A Showdown Between the Mayor and Council Over Filling a Crucial Board
THE D.C. COUNCIL will be within its rights today if, as predicted, it vetoes Mayor Adrian M. Fenty's nominees for the Public Employee Relations Board (PERB). Where the council oversteps its role is in trying to pressure the mayor to make new selections from a list prepared by unionized labor. So intent are some council members on usurping Mr. Fenty's authority that they are prepared to make a fundamental, and troubling, change in the operation of this important board.
PERB is the independent agency that hears labor-management disputes involving government employees.
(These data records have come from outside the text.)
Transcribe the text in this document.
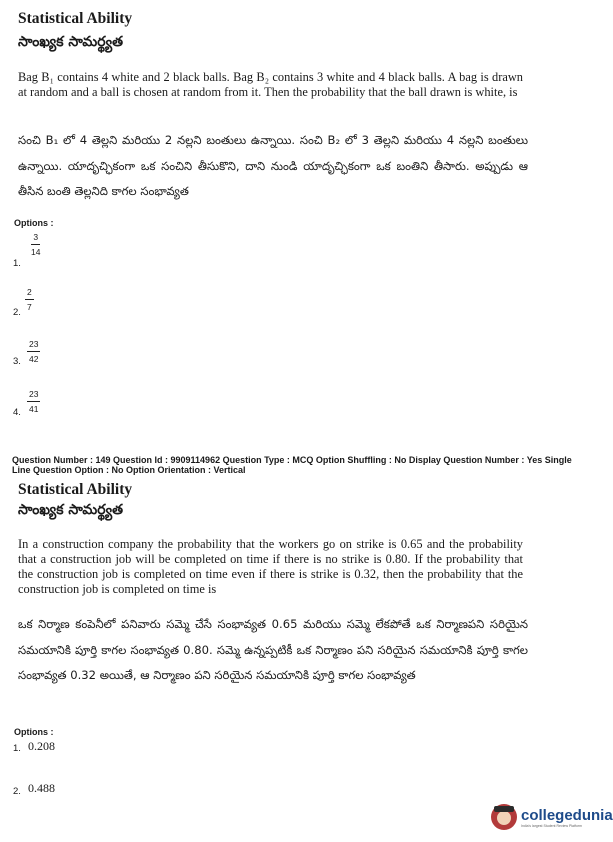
Statistical Ability
సాంఖ్యక సామర్థ్యత
Bag B₁ contains 4 white and 2 black balls. Bag B₂ contains 3 white and 4 black balls. A bag is drawn at random and a ball is chosen at random from it. Then the probability that the ball drawn is white, is
సంచి B₁ లో 4 తెల్లని మరియు 2 నల్లని బంతులు ఉన్నాయి. సంచి B₂ లో 3 తెల్లని మరియు 4 నల్లని బంతులు ఉన్నాయి. యాదృచ్ఛికంగా ఒక సంచిని తీసుకొని, దాని నుండి యాదృచ్ఛికంగా ఒక బంతిని తీసారు. అప్పుడు ఆ తీసిన బంతి తెల్లనిది కాగల సంభావ్యత
Options :
1.
3
14
2.
2
7
3.
23
42
4.
23
41
Question Number : 149 Question Id : 9909114962 Question Type : MCQ Option Shuffling : No Display Question Number : Yes Single Line Question Option : No Option Orientation : Vertical
Statistical Ability
సాంఖ్యక సామర్థ్యత
In a construction company the probability that the workers go on strike is 0.65 and the probability that a construction job will be completed on time if there is no strike is 0.80. If the probability that the construction job is completed on time even if there is strike is 0.32, then the probability that the construction job is completed on time is
ఒక నిర్మాణ కంపెనీలో పనివారు సమ్మె చేసే సంభావ్యత 0.65 మరియు సమ్మె లేకపోతే ఒక నిర్మాణపని సరియైన సమయానికి పూర్తి కాగల సంభావ్యత 0.80. సమ్మె ఉన్నప్పటికీ ఒక నిర్మాణం పని సరియైన సమయానికి పూర్తి కాగల సంభావ్యత 0.32 అయితే, ఆ నిర్మాణం పని సరియైన సమయానికి పూర్తి కాగల సంభావ్యత
Options :
1. 0.208
2. 0.488
collegedunia
India's largest Student Review Platform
It has been unable to conduct business since June because of an impasse between the mayor and council that has left four of five seats unfilled. By law, one seat is reserved for labor, one for management and three are supposed to be neutral. Historically, the board has tended to favor labor, the result of previous mayors letting organized labor have a hand in all the appointments. Enter Mr. Fenty with the laudable goal of restoring some balance. He erred, though, in selecting people who were controversial because of their personal ties to him and who couldn't pass muster with a council oversight committee.
Mr. Fenty should have withdrawn the names and not insisted on today's vote. Only now is he readying a list of alternative nominees. More worrisome, though, are efforts to force the mayor to name candidates from a list of 11 names prepared by Joslyn Williams, head of the Metropolitan Washington Council, AFL-CIO. If Mr. Fenty refuses and there is no agreement, the council is threatening to pass emergency legislation proposed by council member Harry Thomas Jr. (D-Ward 5) that would allow the five-member board to operate with a quorum of one. It would be the height of irresponsibility to permit the member who sits in the seat reserved for labor to decide unilaterally whether the city was right to fire crooked police officers, whether the social workers who failed so miserably in helping the four daughters of Banita Jacks should get their jobs back or -- if there were an impasse in contract talks with public school teachers -- the shape of public education in the District.